The expression for \(K_a\) is derived directly from the balanced chemical equation and helps to calculate equilibrium concentrations:
\[ K_a = \frac{[HN][OH^-]}{[N_3^-]} \]
This expression represents the ratio of the product concentrations to the reactant concentration. Higher \(K_a\) values imply stronger acids as they dissociate more extensively. For weak acids, the assumption that the change \'x\' is small simplifies calculations.

Equilibrium Concentration

The equilibrium concentration is the amount of each species present in a reaction mixture once the system reaches equilibrium.
Using the ICE table and the \(K_a\) expression, we solved for \'x\', representing the change in concentration. This helped us calculate equilibrium amounts of each ion.
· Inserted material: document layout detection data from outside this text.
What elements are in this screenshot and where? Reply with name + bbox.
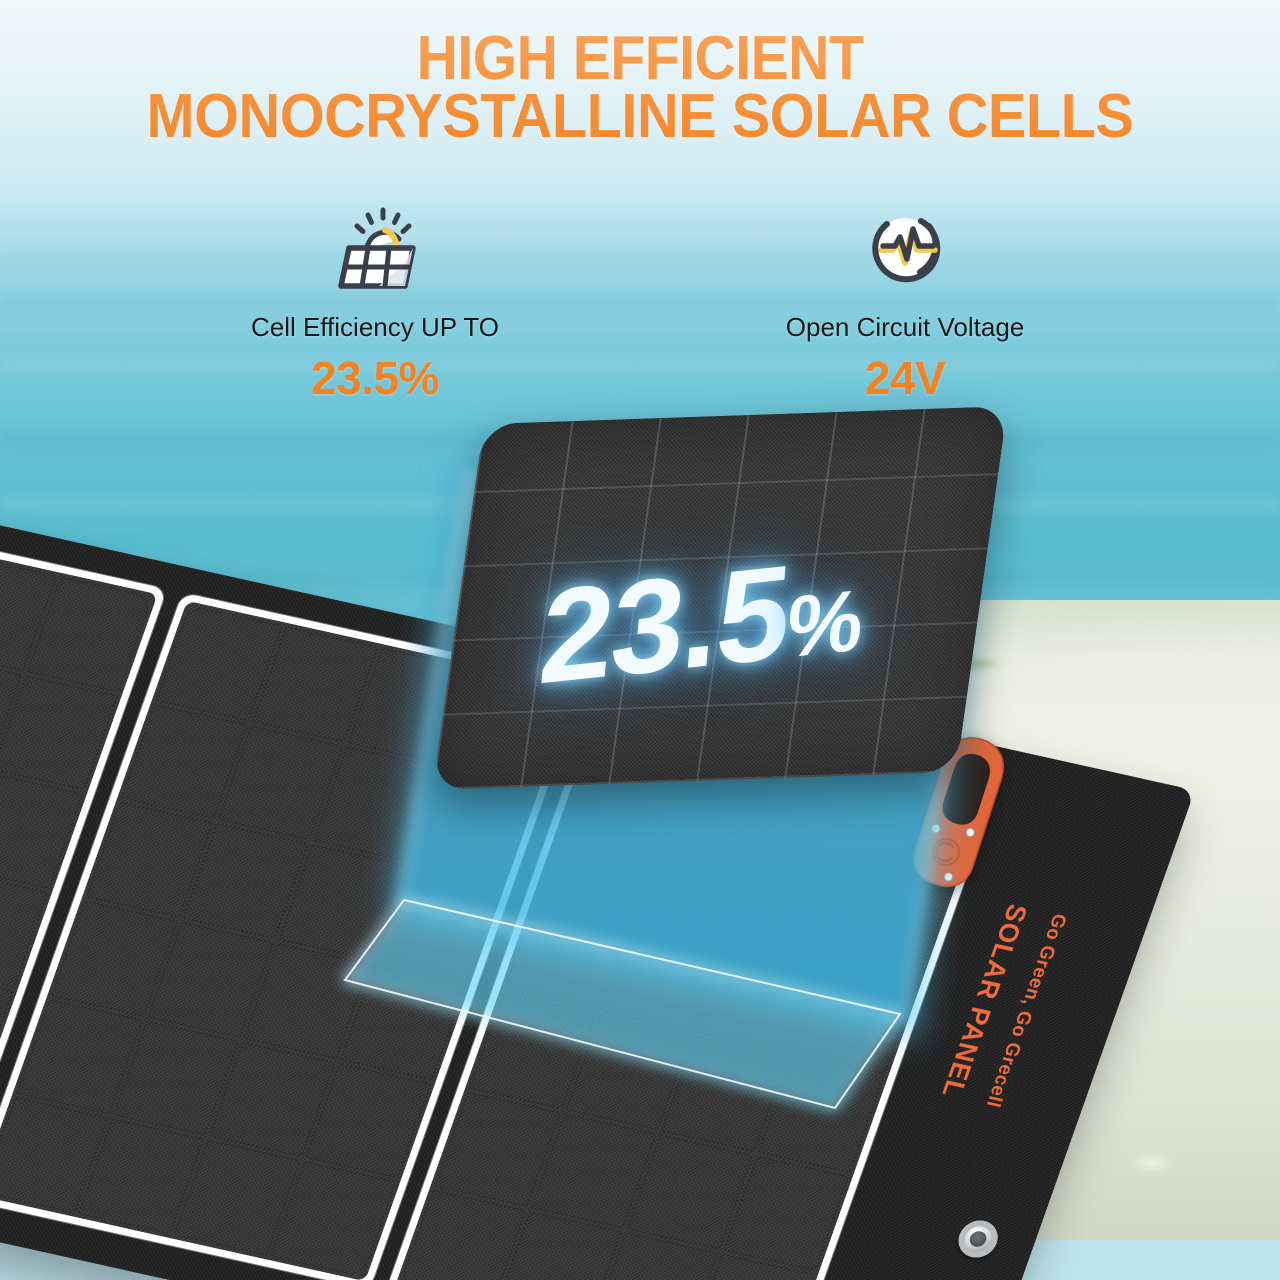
callout-unit: %	[782, 571, 866, 677]
solar-panel-sun-icon	[185, 192, 565, 304]
stat-value: 24V	[864, 352, 946, 404]
feature-stats: Cell Efficiency UP TO 23.5% Open Circuit…	[0, 192, 1280, 405]
headline-line-2: MONOCRYSTALLINE SOLAR CELLS	[146, 81, 1134, 151]
solar-cell	[0, 675, 118, 791]
stat-value: 23.5%	[311, 352, 439, 404]
stat-open-circuit-voltage: Open Circuit Voltage 24V	[715, 192, 1095, 405]
grommet-eyelet	[953, 1216, 1004, 1262]
page-title: HIGH EFFICIENT MONOCRYSTALLINE SOLAR CEL…	[0, 24, 1280, 151]
stat-cell-efficiency: Cell Efficiency UP TO 23.5%	[185, 192, 565, 405]
stat-label: Cell Efficiency UP TO	[250, 312, 500, 342]
sea-highlight-band	[0, 230, 1280, 240]
solar-cell	[399, 1190, 526, 1280]
sea-shadow-band	[0, 296, 1280, 308]
sea-highlight-band	[0, 360, 1280, 369]
voltage-waveform-icon	[715, 192, 1095, 304]
stat-label: Open Circuit Voltage	[785, 312, 1025, 342]
headline-line-1: HIGH EFFICIENT	[416, 24, 864, 93]
callout-number: 23.5	[534, 536, 795, 712]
• For \(HN\) and \(OH^-\), \[ [HN] = [OH^-] = x = 1.37 \times 10^{-3} \, M \]
• For \(N_3^-\), \[ [N_3^-] = 0.010 - x = 0.00863 \, M \]

These values reflect how much of each component is present when the reaction has settled. Knowing equilibrium concentrations allows chemists to predict the behavior of solutions and make informed decisions in various applications like titration or pH adjustment. It's a foundational aspect of understanding chemical dynamics.